Outre le défi de la localisation, il y a aussi celui de l’assortiment. Ces enseignes doivent en effet adapter leur offre aux clients urbains. C’est exactement ce que fait Decathlon au centre de Bruxelles avec une offre axée sur les sports urbains. ” L’enseigne met l’accent sur des articles qui conviennent aux personnes faisant leurs courses à pied et à celles qui habitent au centre, explique Gino Van Ossel. Elle vend des trottinettes, des articles de fitness, de jogging, etc. ” Dans son pop-up store d’Utrecht dédié aux cadeaux et aux accessoires, Ikea a pour sa part décidé de mettre en avant des catégories de produits stratégiques. Il s’agit surtout pour la marque de communiquer envers ses clients.

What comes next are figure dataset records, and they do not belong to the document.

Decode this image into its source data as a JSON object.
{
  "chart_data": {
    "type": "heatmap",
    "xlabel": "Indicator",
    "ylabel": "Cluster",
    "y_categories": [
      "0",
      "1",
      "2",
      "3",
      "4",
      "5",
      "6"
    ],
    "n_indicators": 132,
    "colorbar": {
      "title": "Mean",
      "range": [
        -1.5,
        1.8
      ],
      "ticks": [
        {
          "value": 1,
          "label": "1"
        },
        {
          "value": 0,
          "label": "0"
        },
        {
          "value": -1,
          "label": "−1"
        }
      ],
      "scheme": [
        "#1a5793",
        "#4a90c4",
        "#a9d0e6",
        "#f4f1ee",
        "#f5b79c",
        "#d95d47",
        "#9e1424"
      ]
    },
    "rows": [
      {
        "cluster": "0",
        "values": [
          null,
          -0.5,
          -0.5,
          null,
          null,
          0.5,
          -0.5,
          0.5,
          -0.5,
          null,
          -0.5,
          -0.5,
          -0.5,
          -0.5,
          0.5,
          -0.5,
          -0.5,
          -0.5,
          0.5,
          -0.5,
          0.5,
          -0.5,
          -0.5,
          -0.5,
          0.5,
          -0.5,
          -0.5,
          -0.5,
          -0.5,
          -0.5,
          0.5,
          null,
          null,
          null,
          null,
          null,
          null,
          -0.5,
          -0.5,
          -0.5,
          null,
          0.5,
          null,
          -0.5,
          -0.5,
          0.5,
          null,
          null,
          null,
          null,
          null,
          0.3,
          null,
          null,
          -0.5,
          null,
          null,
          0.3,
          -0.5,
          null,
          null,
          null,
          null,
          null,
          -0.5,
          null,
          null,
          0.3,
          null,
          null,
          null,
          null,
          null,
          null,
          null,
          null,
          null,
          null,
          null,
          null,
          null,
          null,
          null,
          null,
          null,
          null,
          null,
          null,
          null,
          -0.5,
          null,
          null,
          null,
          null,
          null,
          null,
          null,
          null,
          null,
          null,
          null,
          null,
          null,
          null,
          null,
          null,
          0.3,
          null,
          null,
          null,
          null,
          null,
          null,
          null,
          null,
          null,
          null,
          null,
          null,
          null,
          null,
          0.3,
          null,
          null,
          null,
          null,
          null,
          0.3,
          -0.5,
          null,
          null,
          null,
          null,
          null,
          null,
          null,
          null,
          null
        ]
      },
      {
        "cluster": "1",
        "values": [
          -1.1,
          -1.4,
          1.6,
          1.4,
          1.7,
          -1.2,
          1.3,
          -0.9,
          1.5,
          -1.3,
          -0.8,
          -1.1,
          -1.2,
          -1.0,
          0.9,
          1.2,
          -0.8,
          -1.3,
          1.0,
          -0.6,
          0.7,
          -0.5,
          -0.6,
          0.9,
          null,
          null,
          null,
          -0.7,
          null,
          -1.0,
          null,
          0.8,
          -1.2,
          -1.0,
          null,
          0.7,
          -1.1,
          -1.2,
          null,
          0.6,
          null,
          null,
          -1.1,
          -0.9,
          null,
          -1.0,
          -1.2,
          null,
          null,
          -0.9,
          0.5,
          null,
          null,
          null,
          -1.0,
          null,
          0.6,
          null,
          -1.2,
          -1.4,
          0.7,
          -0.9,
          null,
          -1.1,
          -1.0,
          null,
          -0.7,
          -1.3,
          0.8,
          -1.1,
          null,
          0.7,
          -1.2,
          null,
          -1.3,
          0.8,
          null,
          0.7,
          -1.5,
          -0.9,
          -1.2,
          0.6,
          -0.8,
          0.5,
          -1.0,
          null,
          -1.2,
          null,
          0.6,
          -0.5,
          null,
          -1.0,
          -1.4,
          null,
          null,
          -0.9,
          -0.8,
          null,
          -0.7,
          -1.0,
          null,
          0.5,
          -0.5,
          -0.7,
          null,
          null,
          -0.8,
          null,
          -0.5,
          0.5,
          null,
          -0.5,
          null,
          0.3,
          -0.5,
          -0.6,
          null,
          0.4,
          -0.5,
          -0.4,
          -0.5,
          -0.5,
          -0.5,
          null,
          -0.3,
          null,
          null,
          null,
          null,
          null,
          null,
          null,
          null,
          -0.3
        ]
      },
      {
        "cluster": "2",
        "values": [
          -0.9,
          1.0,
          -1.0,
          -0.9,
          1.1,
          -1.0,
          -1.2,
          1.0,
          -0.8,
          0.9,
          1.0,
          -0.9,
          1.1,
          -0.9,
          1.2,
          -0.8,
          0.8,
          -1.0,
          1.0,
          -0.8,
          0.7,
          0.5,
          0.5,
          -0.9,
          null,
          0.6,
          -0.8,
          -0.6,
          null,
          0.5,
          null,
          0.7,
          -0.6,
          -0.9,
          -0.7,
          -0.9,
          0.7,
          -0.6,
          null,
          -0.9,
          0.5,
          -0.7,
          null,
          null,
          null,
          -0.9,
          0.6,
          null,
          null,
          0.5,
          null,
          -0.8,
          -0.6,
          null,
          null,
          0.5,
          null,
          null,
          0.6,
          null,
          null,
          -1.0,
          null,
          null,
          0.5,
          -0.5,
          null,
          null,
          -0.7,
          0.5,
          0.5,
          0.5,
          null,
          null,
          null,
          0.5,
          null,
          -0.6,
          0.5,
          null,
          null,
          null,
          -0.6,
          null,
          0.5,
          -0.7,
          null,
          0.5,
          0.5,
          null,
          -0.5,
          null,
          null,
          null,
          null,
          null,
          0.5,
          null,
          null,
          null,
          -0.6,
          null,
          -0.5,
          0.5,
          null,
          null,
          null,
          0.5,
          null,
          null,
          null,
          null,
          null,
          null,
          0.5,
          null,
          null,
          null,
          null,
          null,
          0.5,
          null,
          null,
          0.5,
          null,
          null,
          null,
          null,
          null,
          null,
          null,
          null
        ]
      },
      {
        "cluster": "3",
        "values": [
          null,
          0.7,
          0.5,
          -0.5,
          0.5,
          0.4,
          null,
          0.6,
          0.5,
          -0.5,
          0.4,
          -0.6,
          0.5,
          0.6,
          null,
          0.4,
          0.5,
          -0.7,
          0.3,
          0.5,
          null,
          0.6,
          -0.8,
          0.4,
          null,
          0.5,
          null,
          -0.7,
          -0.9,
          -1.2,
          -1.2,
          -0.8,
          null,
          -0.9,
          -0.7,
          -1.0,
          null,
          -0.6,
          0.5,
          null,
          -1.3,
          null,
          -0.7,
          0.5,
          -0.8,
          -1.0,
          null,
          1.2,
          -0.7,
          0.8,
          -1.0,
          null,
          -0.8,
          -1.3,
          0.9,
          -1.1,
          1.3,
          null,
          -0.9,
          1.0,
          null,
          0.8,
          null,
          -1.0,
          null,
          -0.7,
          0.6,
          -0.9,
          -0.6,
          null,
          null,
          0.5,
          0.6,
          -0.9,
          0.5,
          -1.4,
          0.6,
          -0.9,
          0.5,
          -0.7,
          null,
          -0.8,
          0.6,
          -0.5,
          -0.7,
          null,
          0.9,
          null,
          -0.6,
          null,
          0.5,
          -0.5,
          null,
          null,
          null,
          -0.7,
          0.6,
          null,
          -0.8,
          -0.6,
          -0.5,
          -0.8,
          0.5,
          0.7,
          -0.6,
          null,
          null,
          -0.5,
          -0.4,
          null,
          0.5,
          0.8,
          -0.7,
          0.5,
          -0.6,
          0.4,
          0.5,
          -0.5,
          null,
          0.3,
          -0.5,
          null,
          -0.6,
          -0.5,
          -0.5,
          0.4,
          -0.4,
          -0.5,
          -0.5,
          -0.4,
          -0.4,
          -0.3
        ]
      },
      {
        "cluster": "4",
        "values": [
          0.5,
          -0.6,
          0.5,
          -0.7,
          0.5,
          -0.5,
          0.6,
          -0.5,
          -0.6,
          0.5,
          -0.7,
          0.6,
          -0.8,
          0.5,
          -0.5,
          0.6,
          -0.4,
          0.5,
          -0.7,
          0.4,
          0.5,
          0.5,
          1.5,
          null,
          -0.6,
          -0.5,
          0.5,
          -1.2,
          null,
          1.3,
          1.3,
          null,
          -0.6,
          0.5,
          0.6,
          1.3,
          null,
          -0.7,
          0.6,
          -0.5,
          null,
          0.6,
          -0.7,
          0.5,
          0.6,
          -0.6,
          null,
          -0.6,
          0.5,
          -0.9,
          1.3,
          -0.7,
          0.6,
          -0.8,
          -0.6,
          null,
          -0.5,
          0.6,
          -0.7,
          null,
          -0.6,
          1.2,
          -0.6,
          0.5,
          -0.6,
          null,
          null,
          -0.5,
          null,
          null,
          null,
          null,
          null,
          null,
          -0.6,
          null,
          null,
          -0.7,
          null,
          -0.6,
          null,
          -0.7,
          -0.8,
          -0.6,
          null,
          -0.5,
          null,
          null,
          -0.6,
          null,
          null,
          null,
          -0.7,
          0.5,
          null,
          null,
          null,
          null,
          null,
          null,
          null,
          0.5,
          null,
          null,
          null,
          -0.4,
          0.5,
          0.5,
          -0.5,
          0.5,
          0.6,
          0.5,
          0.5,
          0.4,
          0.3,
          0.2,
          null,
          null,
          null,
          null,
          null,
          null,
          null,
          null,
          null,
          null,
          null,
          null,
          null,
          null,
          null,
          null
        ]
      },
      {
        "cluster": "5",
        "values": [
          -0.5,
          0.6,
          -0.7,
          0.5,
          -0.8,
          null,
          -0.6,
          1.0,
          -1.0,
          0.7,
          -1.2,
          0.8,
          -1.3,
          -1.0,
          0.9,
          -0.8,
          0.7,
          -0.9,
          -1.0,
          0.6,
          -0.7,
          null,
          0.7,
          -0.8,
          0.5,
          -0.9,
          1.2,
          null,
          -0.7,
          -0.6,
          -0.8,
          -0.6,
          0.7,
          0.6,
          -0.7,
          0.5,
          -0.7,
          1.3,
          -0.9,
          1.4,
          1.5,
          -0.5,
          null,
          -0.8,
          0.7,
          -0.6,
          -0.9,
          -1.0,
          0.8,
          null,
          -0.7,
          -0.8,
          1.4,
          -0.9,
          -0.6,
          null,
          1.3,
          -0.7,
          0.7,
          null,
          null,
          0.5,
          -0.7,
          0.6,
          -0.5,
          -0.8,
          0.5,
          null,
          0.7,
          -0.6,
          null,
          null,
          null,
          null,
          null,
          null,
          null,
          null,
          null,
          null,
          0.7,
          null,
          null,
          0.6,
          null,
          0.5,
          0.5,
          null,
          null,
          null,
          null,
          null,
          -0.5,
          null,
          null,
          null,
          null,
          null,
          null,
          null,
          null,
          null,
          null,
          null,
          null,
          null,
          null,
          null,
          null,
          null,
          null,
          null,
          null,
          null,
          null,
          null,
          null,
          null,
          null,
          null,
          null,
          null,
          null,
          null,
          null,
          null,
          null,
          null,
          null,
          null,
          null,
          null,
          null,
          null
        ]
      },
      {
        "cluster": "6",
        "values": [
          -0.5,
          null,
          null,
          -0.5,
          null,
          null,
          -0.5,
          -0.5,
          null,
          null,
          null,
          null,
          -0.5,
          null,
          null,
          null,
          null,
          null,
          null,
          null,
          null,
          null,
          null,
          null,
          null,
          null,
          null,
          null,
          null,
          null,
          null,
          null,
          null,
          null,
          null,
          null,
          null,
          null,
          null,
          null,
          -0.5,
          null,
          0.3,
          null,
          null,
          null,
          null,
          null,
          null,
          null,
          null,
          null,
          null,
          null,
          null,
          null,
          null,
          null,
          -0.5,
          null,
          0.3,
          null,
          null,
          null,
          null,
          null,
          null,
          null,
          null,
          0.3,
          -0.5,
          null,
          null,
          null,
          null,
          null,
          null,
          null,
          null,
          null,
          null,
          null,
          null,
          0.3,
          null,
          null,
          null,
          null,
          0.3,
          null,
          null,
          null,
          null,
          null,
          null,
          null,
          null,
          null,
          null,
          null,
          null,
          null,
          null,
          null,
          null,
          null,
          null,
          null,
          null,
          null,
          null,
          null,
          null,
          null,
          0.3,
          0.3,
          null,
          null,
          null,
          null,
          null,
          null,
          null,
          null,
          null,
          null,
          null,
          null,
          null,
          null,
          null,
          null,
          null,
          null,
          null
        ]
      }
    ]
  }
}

Enfin, reste le défi de l’accessibilité. Ces magasins urbains devant servir de points de retrait pour du click & collect, il doit être possible pour les consommateurs de les approcher en voiture afin de retirer les articles les plus lourds. Au centre commercial The Mint, un parking est à la disposition des clients, qui peuvent ainsi venir rechercher leurs commandes passées en ligne. ” Les points de retrait en centre-ville posent la question de l’accessibilité, reconnaît Annelies Nauwelaerts, porte-parole d’Ikea Belgique. Dans notre magasin d’Hambourg, les clients peuvent directement passer commande et se faire livrer à domicile. Ils ont par ailleurs la possibilité de louer des vélos-cargos afin d’emporter leurs articles. ”
Contrairement à Decathlon et Ikea, l’enseigne de chaussures Brantano, récemment reprise par le groupe de mode FNG (Miss Etam, Fred&Ginger, etc.), ne peut être classée dans la catégorie des big box. Non seulement elle compte bien plus de points de vente en Belgique (110 pour être exact, contre respectivement 30 et 8 pour Decathlon et Ikea), mais sa superficie est bien moins élevée. Si la chaîne est aujourd’hui installée en périphérie, le long des grand-routes, ses responsables la verrait bien conquérir les centres-villes. ” Il y a un potentiel de 5 à 10 magasins en centre-ville dans les trois ans, assure Dieter Penninckx, CEO de FNG. Je pense notamment à Bruxelles et Liège ; mais aussi à de plus petites villes. Nous serions également intéressés par les centres commerciaux, à Woluwe, à Wijnegem. ” Si la marque lorgne les centres-villes, c’est, dit-elle, pour ” toucher les clients qui décident de ne pas avoir de voiture “. ” A l’heure du shopping omnicanal, les gens veulent qu’une marque soit disponible où ils sont, ajoute le CEO. Nous conserverons le même concept, mais simplement sur moins de mètres carrés et davantage centré sur l’inspiration. ” N’est-ce pas un pari risqué quand on voit que plusieurs chaînes quittent les centres-villes et rationalisent leur parc de magasins ? ” Des enseignes de périphérie de 800 m2 avec une telle densité de points de vente qui décident d’aller en centre-ville aujourd’hui, il n’y en a pas beaucoup “, glisse un fin connaisseur du retail.